Le patron de la Fed confirme que le cycle de resserrement des taux d’intérêt est pratiquement achevé : la pause tant espérée par les marchés est imminente. L’évolution de la future politique monétaire va dépendre plus étroitement de celle des prochains indicateurs économiques.  

Elle fait le pari que la croissance tonitruante du premier trimestre (+5% selon un large consensus d’économistes des principales banques américaines) va se rapprocher de la moyenne historique des 3% d’ici fin 2006… Le temps — et la neutralité des taux — devraient accomplir leur oeuvre.  

La Fed pourrait d’ailleurs profiter de la "période d’observation" qui se profile pour tenter de cerner des objectifs quantitatifs d’inflation (une approche chère à Ben Bernanke) qui rendraient sa politique monétaire plus lisible.  

L’allongement des conseils des gouverneurs — le FOMC se déroule désormais sur 48 heures et non sur une demi-journée — a pour but de laisser chaque membre s’exprimer de façon exhaustive, puis de s’accorder le temps de la discussion sur les meilleures options à retenir.  

** Les problèmes théoriques et pratiques qu’affronte la Fed depuis l’investiture de l’administration Bush sont bien connus de nos lecteurs… mais nous ne résistons pas au plaisir de vous informer que certains collaborateurs de la chaîne économique CNBC ont trouvé une façon bien sympathique de banaliser ce qui devrait faire trembler chaque détenteur de dollars et chaque emprunteur aux Etats-Unis.  

CNBC propose aux aficionados du spectacle de la déconfiture des fondamentaux économiques de l’Amérique un petit sondage qui se veut ludique et délassant.

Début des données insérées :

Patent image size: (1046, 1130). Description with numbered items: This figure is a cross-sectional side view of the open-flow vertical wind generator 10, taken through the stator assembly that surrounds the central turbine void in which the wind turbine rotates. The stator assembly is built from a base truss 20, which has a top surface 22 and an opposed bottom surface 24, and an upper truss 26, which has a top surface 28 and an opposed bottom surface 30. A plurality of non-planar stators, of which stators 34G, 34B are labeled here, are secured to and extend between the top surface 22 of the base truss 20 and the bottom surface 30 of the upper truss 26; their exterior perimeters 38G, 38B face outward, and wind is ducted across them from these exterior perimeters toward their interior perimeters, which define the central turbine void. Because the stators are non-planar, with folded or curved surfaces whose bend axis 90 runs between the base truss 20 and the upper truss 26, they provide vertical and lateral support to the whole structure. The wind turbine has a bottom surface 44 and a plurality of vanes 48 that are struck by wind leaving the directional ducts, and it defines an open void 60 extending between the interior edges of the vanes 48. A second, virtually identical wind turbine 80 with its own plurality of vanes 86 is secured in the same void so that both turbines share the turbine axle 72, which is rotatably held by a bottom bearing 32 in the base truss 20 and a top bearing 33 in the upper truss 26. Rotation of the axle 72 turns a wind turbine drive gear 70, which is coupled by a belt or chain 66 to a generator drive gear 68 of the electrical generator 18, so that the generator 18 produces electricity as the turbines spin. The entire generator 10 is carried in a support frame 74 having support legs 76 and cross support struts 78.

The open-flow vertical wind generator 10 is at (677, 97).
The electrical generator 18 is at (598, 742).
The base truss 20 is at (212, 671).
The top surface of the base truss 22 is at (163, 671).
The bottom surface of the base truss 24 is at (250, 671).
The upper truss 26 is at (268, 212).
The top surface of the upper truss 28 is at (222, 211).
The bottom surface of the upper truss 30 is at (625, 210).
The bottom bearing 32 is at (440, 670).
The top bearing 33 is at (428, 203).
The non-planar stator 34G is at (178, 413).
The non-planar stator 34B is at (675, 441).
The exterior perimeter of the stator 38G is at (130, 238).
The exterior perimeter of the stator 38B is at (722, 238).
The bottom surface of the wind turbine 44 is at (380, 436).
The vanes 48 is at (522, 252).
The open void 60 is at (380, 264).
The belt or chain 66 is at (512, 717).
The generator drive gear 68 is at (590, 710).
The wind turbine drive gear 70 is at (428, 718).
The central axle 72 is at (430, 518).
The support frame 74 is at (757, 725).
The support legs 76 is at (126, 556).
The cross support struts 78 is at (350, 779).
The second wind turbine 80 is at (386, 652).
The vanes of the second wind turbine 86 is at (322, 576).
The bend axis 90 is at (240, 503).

Il leur est demandé de classer par ordre de nuisance les quatre principaux dangers qui menacent le pays… avec la même insouciance que s’ils étaient amenés à nominer un quarteron de candidats à éjecter d’urgence de la StarAcademy avant qu’il ne leur soit offert l’opportunité de nous casser les oreilles de façon quasi-professionnelle.  

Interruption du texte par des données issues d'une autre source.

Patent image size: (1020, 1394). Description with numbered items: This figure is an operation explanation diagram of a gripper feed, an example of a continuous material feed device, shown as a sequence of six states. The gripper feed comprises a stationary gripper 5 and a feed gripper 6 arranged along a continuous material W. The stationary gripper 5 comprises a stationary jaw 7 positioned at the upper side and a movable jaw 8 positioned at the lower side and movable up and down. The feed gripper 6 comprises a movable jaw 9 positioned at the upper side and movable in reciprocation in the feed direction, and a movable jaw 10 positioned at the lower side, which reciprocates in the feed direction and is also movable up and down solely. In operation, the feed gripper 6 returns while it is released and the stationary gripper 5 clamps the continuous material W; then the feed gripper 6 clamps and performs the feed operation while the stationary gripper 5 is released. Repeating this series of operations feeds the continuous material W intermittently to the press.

Nous vous les livrons de façon totalement aléatoire et non hiérarchisée : inflation (comprendre flambée des carburants), déficits fédéraux, bulle immobilière (Ben Bernanke y a fait allusion ce jeudi en évoquant un probable ralentissement), déficit commercial abyssal.  

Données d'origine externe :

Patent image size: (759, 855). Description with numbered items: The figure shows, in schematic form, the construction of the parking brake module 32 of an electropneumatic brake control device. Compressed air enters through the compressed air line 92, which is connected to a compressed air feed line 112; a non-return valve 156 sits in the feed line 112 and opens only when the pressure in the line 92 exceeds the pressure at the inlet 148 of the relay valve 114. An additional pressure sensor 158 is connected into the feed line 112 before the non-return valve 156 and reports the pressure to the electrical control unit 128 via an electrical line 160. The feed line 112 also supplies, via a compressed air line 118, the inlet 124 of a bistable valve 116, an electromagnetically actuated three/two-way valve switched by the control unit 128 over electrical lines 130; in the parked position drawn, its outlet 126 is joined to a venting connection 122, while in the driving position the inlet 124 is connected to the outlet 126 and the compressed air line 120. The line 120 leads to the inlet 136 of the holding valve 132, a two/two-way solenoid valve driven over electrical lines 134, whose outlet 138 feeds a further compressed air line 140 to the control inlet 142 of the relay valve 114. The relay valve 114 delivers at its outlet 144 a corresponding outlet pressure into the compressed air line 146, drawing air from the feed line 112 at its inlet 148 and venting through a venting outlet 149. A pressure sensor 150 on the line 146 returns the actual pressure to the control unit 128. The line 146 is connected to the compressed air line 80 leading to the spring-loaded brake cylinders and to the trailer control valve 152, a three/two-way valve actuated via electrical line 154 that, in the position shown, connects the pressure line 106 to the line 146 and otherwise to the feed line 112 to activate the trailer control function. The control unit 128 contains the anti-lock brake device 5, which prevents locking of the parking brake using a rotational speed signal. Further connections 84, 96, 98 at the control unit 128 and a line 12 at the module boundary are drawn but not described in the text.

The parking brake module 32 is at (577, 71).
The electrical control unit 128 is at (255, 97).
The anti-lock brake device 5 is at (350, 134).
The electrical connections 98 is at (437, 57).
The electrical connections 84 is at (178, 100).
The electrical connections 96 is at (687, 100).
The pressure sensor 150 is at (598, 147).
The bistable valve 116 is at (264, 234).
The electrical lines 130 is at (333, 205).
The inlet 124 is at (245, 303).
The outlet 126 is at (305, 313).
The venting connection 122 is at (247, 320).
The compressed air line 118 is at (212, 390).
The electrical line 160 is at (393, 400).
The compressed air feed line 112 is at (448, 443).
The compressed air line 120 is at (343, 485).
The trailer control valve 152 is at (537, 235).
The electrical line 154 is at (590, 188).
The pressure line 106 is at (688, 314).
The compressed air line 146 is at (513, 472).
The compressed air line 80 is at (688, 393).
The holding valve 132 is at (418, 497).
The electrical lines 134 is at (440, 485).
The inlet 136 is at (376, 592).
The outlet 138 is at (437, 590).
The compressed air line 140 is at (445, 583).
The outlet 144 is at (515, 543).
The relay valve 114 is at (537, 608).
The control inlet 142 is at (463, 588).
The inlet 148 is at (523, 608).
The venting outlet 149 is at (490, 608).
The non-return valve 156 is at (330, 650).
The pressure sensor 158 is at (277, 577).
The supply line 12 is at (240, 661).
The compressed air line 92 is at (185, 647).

Le principal péril — qui découle directement de ce qui précède — n’a pas été retenu par la rédaction de CNBC : la chute incontrôlable du dollar sur les marchés des changes.  

Mais comment s’en préoccuper en tant que citoyen américain ? Un dollar, cela fait toujours un dollar à dépenser quelle que soit la saison, le nom de l’équipe vainqueur du superbowl, le taux d’humidité dans le centre commercial le plus proche, le degré de probité des locataires de la Maison-Blanche.  

Ceux que la fortune et le goût des voyages (ou des obligations professionnelles) exposent à des temps de séjour prolongés à l’étranger ont depuis longtemps pris leurs dispositions pour ne pas voir leur pouvoir d’achat planétaire carbonisé du jour au lendemain : on n’est jamais à l’abris d’une mauvaise surprise, par les temps qui courent.  

** Tenez, voici un exemple tout frais qui date de jeudi midi : la Banque centrale chinoise a annoncé via un laconique communiqué internet qu’elle orchestrait un relèvement de 27 points de base de son taux central, à 5,85% contre 5,58%. Cette hausse s’applique au taux directeur qui régit l’ensemble des crédits individuels et commerciaux. Le dernier resserrement monétaire remontait à novembre 2004.

Sur la nouvelle, le rendement des Bunds s’est retrouvé propulsé au-delà des 4% (le seuil des 115 fut enfoncé pour la première fois en quatre ans, la référence 2016 inscrivant un plus-bas à 114,91), le rendement des OAT a atteint les 4,05%.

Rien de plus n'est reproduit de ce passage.